How to save websites to your hard drive
There are several ways to save a website to your local hard drive and they largely depend on your needs. If you only want to save textual information you can simply copy and paste the contents into a local text file on your computer. If you want to preserve the links you need to save the page in HTML format. Most browsers have the option to save a website locally but what if you need more than one page or would like the information of the links as well?
You could open every website and save it. This has some disadvantages. First, there is no link structure between the saved pages. If you want to open page 1 you have to find the index file for page 1 which is different from all other pages. Its great for single pages but not great for entire websites or networks.
Before i start with the solution I'd like to point out some of the reasons why someone would like to save a website to a local drive:
- Fear that the site will be deleted. (Maybe its hosted @ geocities or a similar site, everyone knows that sites tend to come and go pretty fast on free web hosts)

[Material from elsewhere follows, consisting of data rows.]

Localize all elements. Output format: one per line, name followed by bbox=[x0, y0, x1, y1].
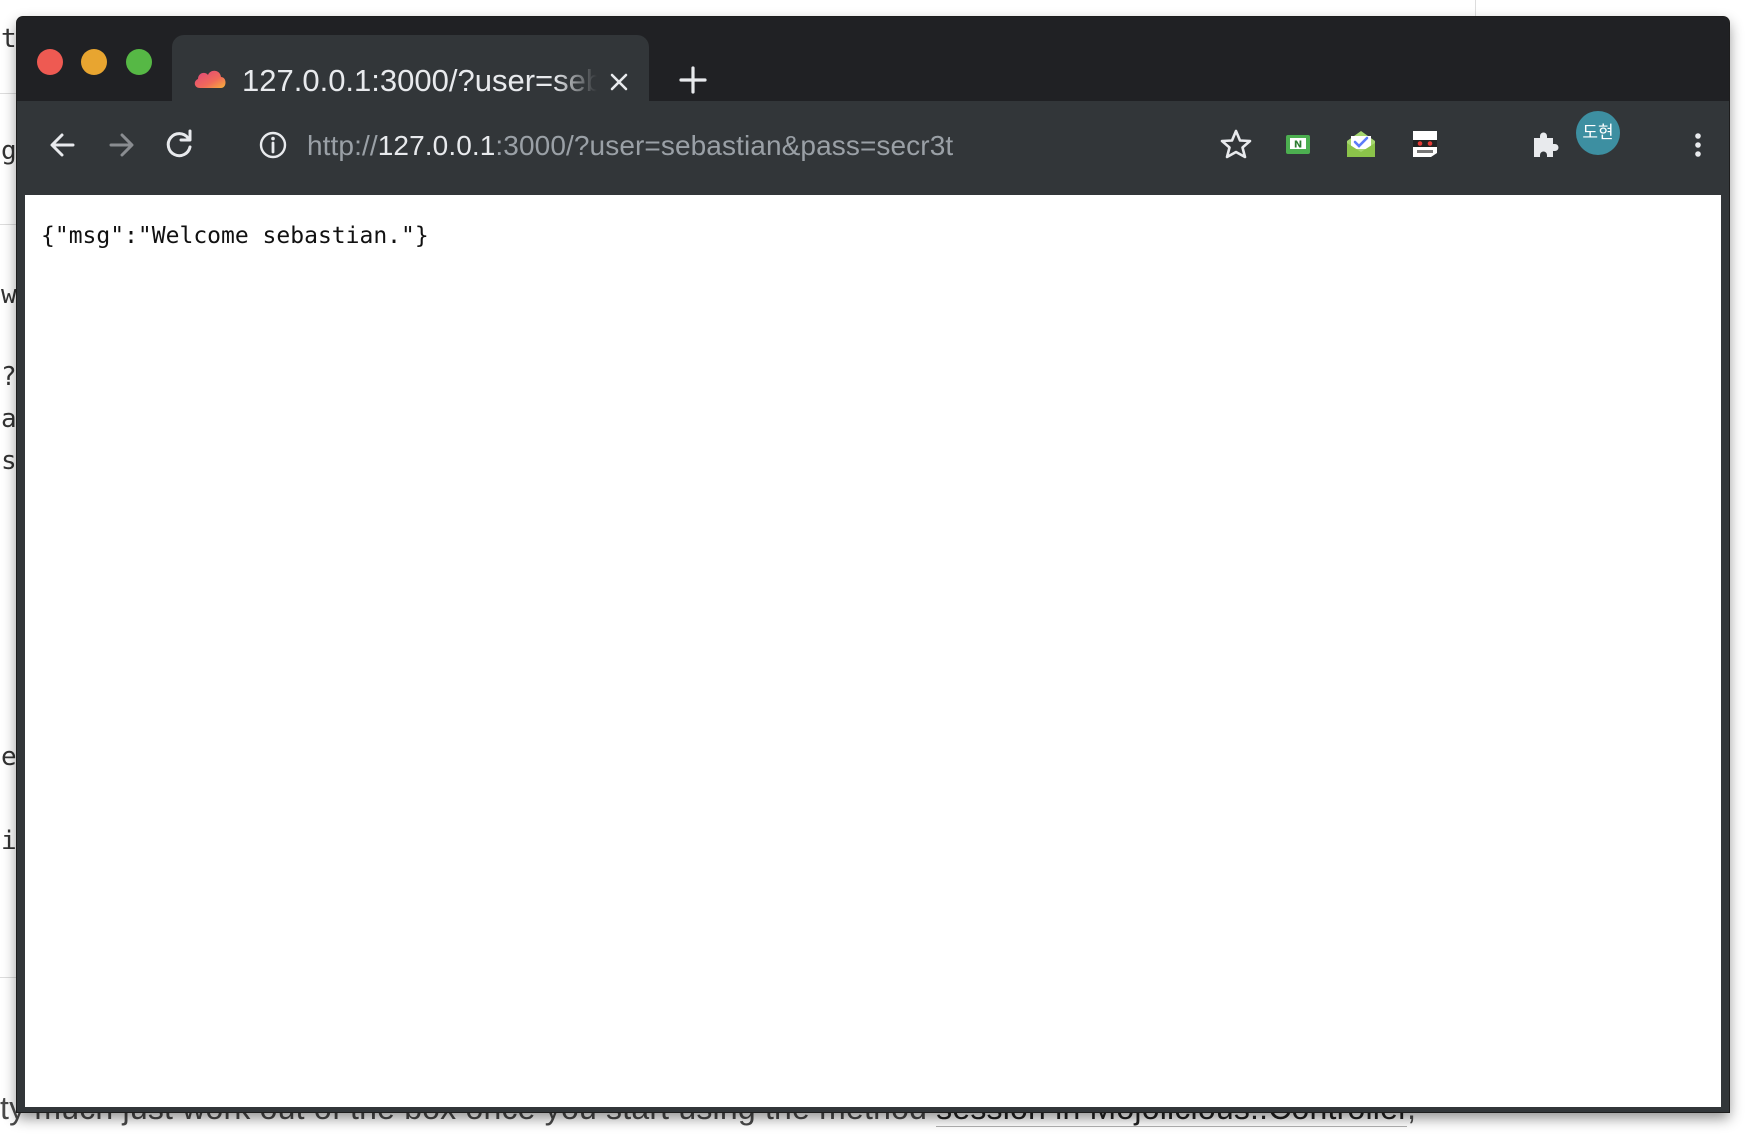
mail-check-extension-icon[interactable] bbox=[1339, 123, 1383, 167]
background-divider bbox=[1475, 0, 1476, 18]
page-viewport: {"msg":"Welcome sebastian."} bbox=[25, 195, 1721, 1107]
puzzle-icon[interactable] bbox=[1523, 123, 1567, 167]
toolbar: http://127.0.0.1:3000/?user=sebastian&pa… bbox=[17, 101, 1729, 246]
window-maximize-button[interactable] bbox=[126, 49, 152, 75]
background-divider bbox=[0, 93, 17, 94]
background-divider bbox=[0, 977, 17, 978]
url-path: :3000/?user=sebastian&pass=secr3t bbox=[495, 130, 954, 161]
browser-window: 127.0.0.1:3000/?user=sebastian&pass=secr… bbox=[17, 17, 1729, 1112]
plus-icon[interactable] bbox=[677, 64, 709, 96]
json-response-text: {"msg":"Welcome sebastian."} bbox=[41, 223, 429, 249]
url-host: 127.0.0.1 bbox=[377, 130, 496, 161]
reload-icon[interactable] bbox=[157, 123, 201, 167]
star-icon[interactable] bbox=[1214, 123, 1258, 167]
profile-avatar[interactable]: 도현 bbox=[1576, 111, 1620, 155]
tab-strip: 127.0.0.1:3000/?user=sebastian&pass=secr… bbox=[17, 17, 1729, 117]
background-text-fragment: t bbox=[1, 24, 17, 54]
arrow-right-icon[interactable] bbox=[99, 123, 143, 167]
background-text-fragment: e bbox=[1, 742, 17, 772]
tab-title: 127.0.0.1:3000/?user=sebastian&pass=secr… bbox=[242, 64, 597, 98]
background-text-fragment: s bbox=[1, 446, 17, 476]
background-text-fragment: g bbox=[1, 136, 17, 166]
background-divider bbox=[0, 224, 17, 225]
arrow-left-icon[interactable] bbox=[41, 123, 85, 167]
close-icon[interactable] bbox=[608, 71, 630, 93]
more-vertical-icon[interactable] bbox=[1676, 123, 1720, 167]
svg-text:N: N bbox=[1294, 140, 1302, 151]
url-scheme: http:// bbox=[307, 130, 378, 161]
background-text-fragment: i bbox=[1, 826, 17, 856]
background-text-fragment: ? bbox=[1, 362, 17, 392]
mask-extension-icon[interactable] bbox=[1403, 123, 1447, 167]
background-text-fragment: w bbox=[1, 280, 17, 310]
background-text-fragment: a bbox=[1, 404, 17, 434]
window-minimize-button[interactable] bbox=[81, 49, 107, 75]
info-icon[interactable] bbox=[258, 130, 288, 160]
window-close-button[interactable] bbox=[37, 49, 63, 75]
address-bar[interactable]: http://127.0.0.1:3000/?user=sebastian&pa… bbox=[307, 127, 953, 165]
green-n-extension-icon[interactable]: N bbox=[1276, 123, 1320, 167]
cloud-icon bbox=[194, 70, 226, 88]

- For offline browsing. Maybe you don't have a flatrate and have to pay for the minutes you are online. It could also be that you would like to transfer the website to a PC that has no internet connection. This includes the case that you want to install a new OS, e.g. Linux, and have difficulties configuring the internet connection. You could save tutorial sites on your PC before you make the change.
- You are a collector. Maybe you want to download a site where images are posted on a daily basis, music files, or game cheat codes.
We will be using the freeware tool Httrack which is available for windows, mac os x and linux personal computers. Download it from the official website httrack.com
Every website that you save to your local drive is stored in a project file. The first step after you've started httrack is to create a new project by clicking NEXT.
Add some basic information about the project, name and category and the path where you want to save it. I suggest a drive with enough space for all of the files of the website. Please note that you can't create a new directory in the program itself.
This is the most important options screen for your project. You select an action and add urls to perform this action. If you want to download an entire website select Download web site(s) and add urls to the web address field.
If you only want to download certain file types select Get separated files. You specify the file types by clicking on set options and selecting scan rules.
You can add urls by simply typing one in the text field or by clicking add url. Clicking add url allows you to enter a website you want to download and add login information for that website. Httrack allows you to capture urls as well by using a proxy.
Set Options leads to a projects options page. You can specify lots of information here. Depth of website scan, follow external links, include / exclude files and directories and much more.
The default settings will download all internal websites and refuse to download external websites.
That means if you only want to download a website try the default settings and take a look at the result. Php files will be saved as html.